How do you establish the source of truth behind GEO fixes?

Use the knowledge base as the verified fact layer behind diagnosis and remediation. The point is not just storage. The point is to make sure every FAQ, comparison page, and remediation fix is grounded in verified facts instead of recycled AI mistakes.

What agencies can prove with this module

  • Surface source gaps, entity ambiguity, competitor confusion, and missing proof from the brand knowledge graph.

  • Translate graph findings into agency work: public facts, proof pages, source building, schema, and content updates.

  • Prioritize actions that improve both AI understanding and traditional SEO stature.

  • Keep diagnostics inside the product while giving agencies client-ready remediation language.

Persona + market location + prompt language in one AI audit layer

Use this as the feature your strategist can take into a client conversation. A generic AI visibility score is too blunt for retained agency work. VectorGap shows how model perception changes by buyer persona, market, and prompt language, then turns the difference into localized proof, page, and retest work.

Persona-specific prompts

Test how executives, buyers, teams, journalists, analysts, and local prospects ask the same market question differently.

Market-local visibility

Separate Belgium, France, UK, US, or city-level AI perception instead of averaging every client into one global answer.

Prompting language control

Compare English, French, Dutch, German, Spanish, and other prompt languages to catch visibility gaps hidden by English-only audits.

Local AI market narrative

Help clients understand not just if they are visible, but how AI describes them to each local buyer segment.

How this feature fits into agency delivery

Every feature follows the same agency delivery loop: diagnose the AI-market signal, explain the gap, prioritize the fix, and give the client proof they can understand after the retest.

01

Choose the client target

Set the buyer persona, market, language, prompt family, and competitor set before the audit runs. The point is to match the client conversation, not create a generic score.

02

Read the signal in context

Review provider-level evidence, competitor position, citations, public proof, and source gaps for that exact target.

03

Convert the gap into agency work

Package the diagnosis into content, source, entity, technical, and proof actions the client can approve.

04

Re-test and retain

Run the same target again after fixes ship so the agency can show movement in the market and buyer context that originally mattered.

Targeting layer

Market + persona + language

Agency output

Client-safe action plan

Retention loop

Repeatable target history

What should an agency extract from this feature?

A feature page should make the buyer decision extractable: what the module proves, what context matters, and what action the agency should sell after the signal appears.

Buyer question
What AI can extract
Agency action

What does this module help an agency prove?

The page exposes the module role, target context, proof outputs, workflow steps, and the baseline-audit path instead of a generic feature claim.

Use the module to explain the client gap, then connect the finding to a scoped remediation mission the client can approve.

Which context should be preserved before the audit runs?

AI can extract that VectorGap keeps buyer persona, market, prompt language, competitor set, provider answer, and evidence context together.

Set the same market, language, persona, industry, and competitor frame before comparing providers or exporting a report.

How does the feature become recurring client work?

The page connects diagnosis, source/proof fixes, Mission Control work, same-target retests, and client-visible reporting.
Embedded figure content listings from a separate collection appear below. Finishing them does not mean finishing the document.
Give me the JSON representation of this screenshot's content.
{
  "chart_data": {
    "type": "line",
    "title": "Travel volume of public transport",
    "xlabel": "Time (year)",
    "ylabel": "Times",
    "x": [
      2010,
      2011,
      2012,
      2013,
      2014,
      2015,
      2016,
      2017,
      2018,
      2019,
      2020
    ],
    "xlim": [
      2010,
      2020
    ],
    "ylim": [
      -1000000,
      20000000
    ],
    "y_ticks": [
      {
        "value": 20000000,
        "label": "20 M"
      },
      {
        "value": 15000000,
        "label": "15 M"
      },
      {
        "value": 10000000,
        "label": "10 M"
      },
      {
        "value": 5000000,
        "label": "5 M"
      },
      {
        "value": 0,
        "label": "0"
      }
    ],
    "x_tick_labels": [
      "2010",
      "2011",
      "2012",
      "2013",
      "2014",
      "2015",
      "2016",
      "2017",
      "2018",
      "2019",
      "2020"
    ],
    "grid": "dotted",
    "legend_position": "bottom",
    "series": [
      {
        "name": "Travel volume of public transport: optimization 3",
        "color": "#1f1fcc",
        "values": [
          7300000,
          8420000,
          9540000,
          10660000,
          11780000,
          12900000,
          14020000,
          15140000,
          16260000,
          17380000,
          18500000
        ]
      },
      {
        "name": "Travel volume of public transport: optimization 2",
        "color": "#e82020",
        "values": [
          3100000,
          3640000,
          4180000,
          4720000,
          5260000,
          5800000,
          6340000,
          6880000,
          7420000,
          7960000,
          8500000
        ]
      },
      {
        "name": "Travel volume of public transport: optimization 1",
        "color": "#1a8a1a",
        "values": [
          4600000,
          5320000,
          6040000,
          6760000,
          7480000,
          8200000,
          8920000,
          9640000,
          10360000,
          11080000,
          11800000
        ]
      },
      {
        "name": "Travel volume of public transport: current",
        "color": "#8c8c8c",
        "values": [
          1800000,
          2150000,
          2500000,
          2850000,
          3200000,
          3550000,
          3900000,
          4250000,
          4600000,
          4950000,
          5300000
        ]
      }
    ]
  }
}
Package the first fix sprint, attach expected evidence, retest the same target after shipping, and report movement with excerpts the client can inspect.
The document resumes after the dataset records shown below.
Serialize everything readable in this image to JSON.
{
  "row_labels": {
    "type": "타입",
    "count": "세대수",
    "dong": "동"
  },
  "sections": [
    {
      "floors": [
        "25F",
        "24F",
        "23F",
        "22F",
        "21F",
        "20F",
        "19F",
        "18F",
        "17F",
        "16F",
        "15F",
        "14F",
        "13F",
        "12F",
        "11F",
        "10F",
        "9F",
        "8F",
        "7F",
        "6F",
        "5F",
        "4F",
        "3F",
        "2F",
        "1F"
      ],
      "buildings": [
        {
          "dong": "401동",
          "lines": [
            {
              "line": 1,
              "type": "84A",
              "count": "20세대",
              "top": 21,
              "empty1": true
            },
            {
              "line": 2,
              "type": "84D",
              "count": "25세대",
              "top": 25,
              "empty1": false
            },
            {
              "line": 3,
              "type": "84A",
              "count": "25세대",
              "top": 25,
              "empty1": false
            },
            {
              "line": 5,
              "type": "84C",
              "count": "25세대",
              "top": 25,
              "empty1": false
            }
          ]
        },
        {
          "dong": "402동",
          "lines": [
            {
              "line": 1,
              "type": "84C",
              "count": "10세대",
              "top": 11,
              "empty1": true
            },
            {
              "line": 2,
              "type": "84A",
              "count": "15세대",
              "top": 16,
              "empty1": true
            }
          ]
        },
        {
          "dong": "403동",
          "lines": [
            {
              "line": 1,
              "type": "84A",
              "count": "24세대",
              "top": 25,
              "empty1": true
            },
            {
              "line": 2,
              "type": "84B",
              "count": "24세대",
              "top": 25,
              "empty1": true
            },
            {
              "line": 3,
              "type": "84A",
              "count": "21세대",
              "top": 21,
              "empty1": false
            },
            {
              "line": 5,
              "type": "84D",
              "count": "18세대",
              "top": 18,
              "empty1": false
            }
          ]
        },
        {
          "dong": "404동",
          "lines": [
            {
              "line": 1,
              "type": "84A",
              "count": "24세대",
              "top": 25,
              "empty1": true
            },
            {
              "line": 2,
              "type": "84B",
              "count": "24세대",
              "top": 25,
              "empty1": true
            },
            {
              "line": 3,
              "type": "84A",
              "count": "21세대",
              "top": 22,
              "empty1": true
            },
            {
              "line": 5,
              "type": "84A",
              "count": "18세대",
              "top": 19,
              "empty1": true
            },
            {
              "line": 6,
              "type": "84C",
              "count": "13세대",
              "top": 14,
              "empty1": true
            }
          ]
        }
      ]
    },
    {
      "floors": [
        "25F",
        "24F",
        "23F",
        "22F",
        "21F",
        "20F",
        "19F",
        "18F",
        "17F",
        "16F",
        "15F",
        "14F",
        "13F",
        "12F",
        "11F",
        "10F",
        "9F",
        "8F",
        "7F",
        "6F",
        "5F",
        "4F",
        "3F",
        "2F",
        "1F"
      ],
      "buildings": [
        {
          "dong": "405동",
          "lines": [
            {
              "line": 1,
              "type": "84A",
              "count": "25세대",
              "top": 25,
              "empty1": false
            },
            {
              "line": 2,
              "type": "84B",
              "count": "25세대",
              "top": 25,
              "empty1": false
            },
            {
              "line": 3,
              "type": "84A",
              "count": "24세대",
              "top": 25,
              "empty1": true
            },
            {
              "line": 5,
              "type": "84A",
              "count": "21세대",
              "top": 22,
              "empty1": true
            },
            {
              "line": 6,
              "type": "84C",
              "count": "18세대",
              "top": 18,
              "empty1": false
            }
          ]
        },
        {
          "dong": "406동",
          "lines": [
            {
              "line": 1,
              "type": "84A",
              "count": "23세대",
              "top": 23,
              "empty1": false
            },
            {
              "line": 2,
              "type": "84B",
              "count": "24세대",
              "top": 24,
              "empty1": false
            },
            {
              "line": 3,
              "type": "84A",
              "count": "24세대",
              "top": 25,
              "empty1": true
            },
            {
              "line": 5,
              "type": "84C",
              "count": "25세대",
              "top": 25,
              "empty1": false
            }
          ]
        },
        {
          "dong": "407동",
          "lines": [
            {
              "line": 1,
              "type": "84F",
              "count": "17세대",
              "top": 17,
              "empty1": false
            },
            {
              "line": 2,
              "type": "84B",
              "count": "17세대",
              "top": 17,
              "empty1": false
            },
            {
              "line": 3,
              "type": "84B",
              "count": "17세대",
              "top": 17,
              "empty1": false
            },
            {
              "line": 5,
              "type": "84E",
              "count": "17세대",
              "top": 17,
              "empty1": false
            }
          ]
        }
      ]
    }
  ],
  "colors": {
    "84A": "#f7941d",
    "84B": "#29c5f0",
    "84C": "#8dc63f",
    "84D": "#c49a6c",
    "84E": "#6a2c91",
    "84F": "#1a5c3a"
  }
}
What the client understands after this audit

A stronger client diagnosis

The client sees the exact AI-answer context where they lose preference, perception, or share instead of arguing over a generic visibility number.

A cleaner remediation offer

The agency can scope fix sprints around source strength, public facts, content structure, entity clarity, and proof pages.
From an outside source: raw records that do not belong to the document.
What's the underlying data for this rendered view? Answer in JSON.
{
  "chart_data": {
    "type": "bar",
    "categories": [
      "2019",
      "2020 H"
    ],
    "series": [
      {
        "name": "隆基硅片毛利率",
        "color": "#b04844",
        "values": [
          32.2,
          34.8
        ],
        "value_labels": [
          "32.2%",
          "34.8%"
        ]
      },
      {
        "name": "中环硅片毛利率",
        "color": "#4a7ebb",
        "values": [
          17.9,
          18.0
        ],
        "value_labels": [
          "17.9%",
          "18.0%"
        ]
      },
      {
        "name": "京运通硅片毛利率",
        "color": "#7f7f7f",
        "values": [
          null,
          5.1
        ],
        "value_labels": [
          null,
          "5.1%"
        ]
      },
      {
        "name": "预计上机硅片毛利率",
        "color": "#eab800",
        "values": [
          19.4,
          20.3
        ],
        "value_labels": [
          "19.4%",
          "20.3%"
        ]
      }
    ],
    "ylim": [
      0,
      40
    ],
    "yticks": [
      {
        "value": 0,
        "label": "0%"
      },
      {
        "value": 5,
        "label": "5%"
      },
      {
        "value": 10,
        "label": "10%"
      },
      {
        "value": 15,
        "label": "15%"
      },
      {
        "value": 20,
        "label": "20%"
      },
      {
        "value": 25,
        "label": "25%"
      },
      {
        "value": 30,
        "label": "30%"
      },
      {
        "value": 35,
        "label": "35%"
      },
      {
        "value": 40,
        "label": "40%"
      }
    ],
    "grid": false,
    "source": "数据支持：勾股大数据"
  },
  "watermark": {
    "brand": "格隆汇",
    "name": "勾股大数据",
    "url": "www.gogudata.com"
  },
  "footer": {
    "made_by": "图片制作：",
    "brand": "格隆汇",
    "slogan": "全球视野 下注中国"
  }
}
A measurable retainer story

Follow-up audits show whether shipped fixes improved the same target that exposed the original gap.

Turn this into client-visible GEO work

The fastest buying path is proof the client can approve: show the AI-market gap, inspect the prompts and competitors behind it, scope the remediation work, and retest the same target after your team ships.

How agencies should use this feature

Is this feature a standalone dashboard or part of a delivery workflow?

It is part of the VectorGap delivery loop: diagnose an AI-answer gap, explain the evidence behind it, create remediation work, retest the same target, and export client-ready proof.

Can agencies use this for localized client work?

Yes. The feature detail pages emphasize market, language, persona, and competitor context because agencies need to sell work around the exact buyer segment where the client is losing visibility or preference.

What should the agency show the client after using this feature?

Show the AI-answer evidence, the source or entity gap, the remediation mission, and the retest result. The client should understand what changed and why the next action matters.